The applicants, who were sent the terms of the Government’s unilateral declaration, objected to striking the case out because they deemed the proposed amount excessively low.
The Court observes that Article 37 § 1 (c) enables it to strike a case out of its list if:
“... for any other reason established by the Court, it is no longer justified to continue the examination of the application”.
Thus, it may strike out applications under Article 37 § 1 (c) on the basis of a unilateral declaration by a respondent Government even if the applicants wish the examination of the case to be continued (see, in particular, the Tahsin Acar v. Turkey judgment (preliminary objections) [GC], no. 26307/95, §§ 75‑77, ECHR 2003-VI).
The Court has established clear and extensive case-law concerning access‑to-court complaints relating to excessive costs of proceedings (see, for example, Klauz v. Croatia, no. 28963/10, 18 July 2013; Cindrić and Bešlić v. Croatia, no. 72152/13, 6 September 2016, and Čolić v. Croatia, no. 49083/18, 18 November 2021), as well as complaints relating to the excessive length of civil proceedings (see, for example, Kirinčić and Others v. Croatia, no. 31386/17, 30 July 2020, and Mirjana Marić v. Croatia, no. 9849/15, 30 July 2020).
Noting the admissions contained in the Government’s declaration as well as the amount of compensation proposed – which is consistent with the amounts awarded in similar cases – the Court considers that it is no longer justified to continue the examination of the application (Article 37 § 1 (c)). As regards the applicants’ objection to the terms of the unilateral declaration, the Court has, in the absence of further details, no reasons to consider that the compensation offered by the Government constitutes inadequate or otherwise unreasonable redress for the violation of their Convention rights (see Ryabkin and Volokitin v. Russia (dec.), nos. 52166/08 and 8526/09, §§ 49‑50, 28 June 2016, and Igranov and Others v. Russia, nos. 42399/13 and 8 others, § 24, 20 March 2018, and, for a similar approach, Korol v.
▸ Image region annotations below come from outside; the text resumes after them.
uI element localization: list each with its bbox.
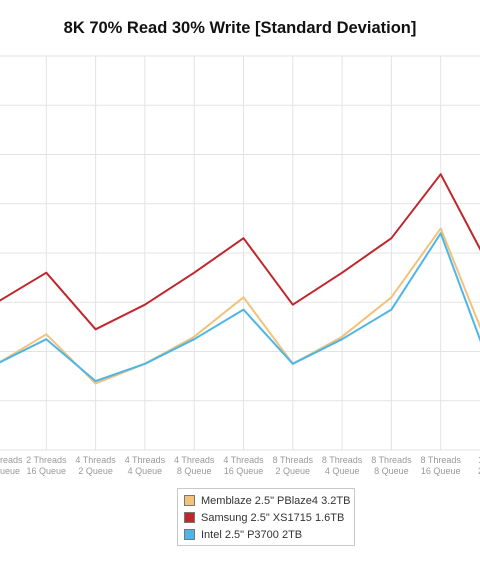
legend-label-memblaze: Memblaze 2.5" PBlaze4 3.2TB bbox=[201, 494, 351, 507]
chart-title: 8K 70% Read 30% Write [Standard Deviatio… bbox=[63, 19, 417, 37]
x-tick-label: 4 Threads 8 Queue bbox=[174, 455, 215, 476]
x-tick-label: 8 Threads 8 Queue bbox=[371, 455, 412, 476]
x-tick-label: reads ueue bbox=[0, 455, 23, 476]
x-tick-label: 8 Threads 4 Queue bbox=[322, 455, 363, 476]
x-tick-label: 8 Threads 2 Queue bbox=[273, 455, 314, 476]
series-line-1 bbox=[0, 173, 480, 331]
x-tick-label: 162 bbox=[478, 455, 480, 476]
x-tick-label: 8 Threads 16 Queue bbox=[421, 455, 462, 476]
legend-label-samsung: Samsung 2.5" XS1715 1.6TB bbox=[201, 511, 345, 524]
legend-swatch-memblaze bbox=[184, 495, 195, 506]
legend-item-memblaze: Memblaze 2.5" PBlaze4 3.2TB bbox=[184, 492, 354, 509]
legend-label-intel: Intel 2.5" P3700 2TB bbox=[201, 528, 303, 541]
legend-swatch-intel bbox=[184, 529, 195, 540]
x-tick-label: 2 Threads 16 Queue bbox=[26, 455, 67, 476]
legend: Memblaze 2.5" PBlaze4 3.2TB Samsung 2.5"… bbox=[177, 488, 355, 546]
x-tick-label: 4 Threads 16 Queue bbox=[223, 455, 264, 476]
legend-item-samsung: Samsung 2.5" XS1715 1.6TB bbox=[184, 509, 354, 526]
legend-swatch-samsung bbox=[184, 512, 195, 523]
legend-item-intel: Intel 2.5" P3700 2TB bbox=[184, 526, 354, 543]
series-line-2 bbox=[0, 232, 480, 383]
grid-lines bbox=[0, 55, 480, 451]
series-lines bbox=[0, 173, 480, 385]
x-tick-label: 4 Threads 2 Queue bbox=[75, 455, 116, 476]
x-tick-label: 4 Threads 4 Queue bbox=[125, 455, 166, 476]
Russia (dec.) [Committee], no. 20129/18, 20 May 2021).
In the light of the above considerations, the Court is satisfied that respect for human rights as defined in the Convention and the Protocols thereto does not require it to continue the examination of the application (Article 37 § 1 in fine).
Finally, the Court emphasises that, should the Government fail to comply with the terms of their unilateral declaration, the application may be restored to the list in accordance with Article 37 § 2 of the Convention (see Josipović v. Serbia (dec.), no. 18369/07, 4 March 2008).
In view of the above, it is appropriate to strike the case out of the list.
For these reasons, the Court, unanimously,
Takes note of the terms of the respondent Government’s declaration and of the arrangements for ensuring compliance with the undertakings referred to therein;
Decides to strike the application out of its list of cases in accordance with Article 37 § 1 (c) of the Convention.
Done in English and notified in writing on 10 November 2022.
Viktoriya Maradudina Krzysztof Wojtyczek
Acting Deputy Registrar President
APPENDIX
Application raising complaints under Article 6 § 1 of the Convention
Application no. | Applicant’s name Year of birth | Representative’s name and location | Date of receipt of the Government’s declaration | Date of receipt of the applicant’s comments | Amount awarded for pecuniary and non‑pecuniary damage and costs and expenses per application (in euros)[1] |
55813/17 24/07/2017 | Tina RUMOH PERNAR 1982 Dunja DESPOT 1974 | Marjanović Kavanagh Aleksandar Zagreb | 20/12/2019 | 09/01/2022 | 24,120 |
[1] Plus any tax that may be chargeable to the applicants.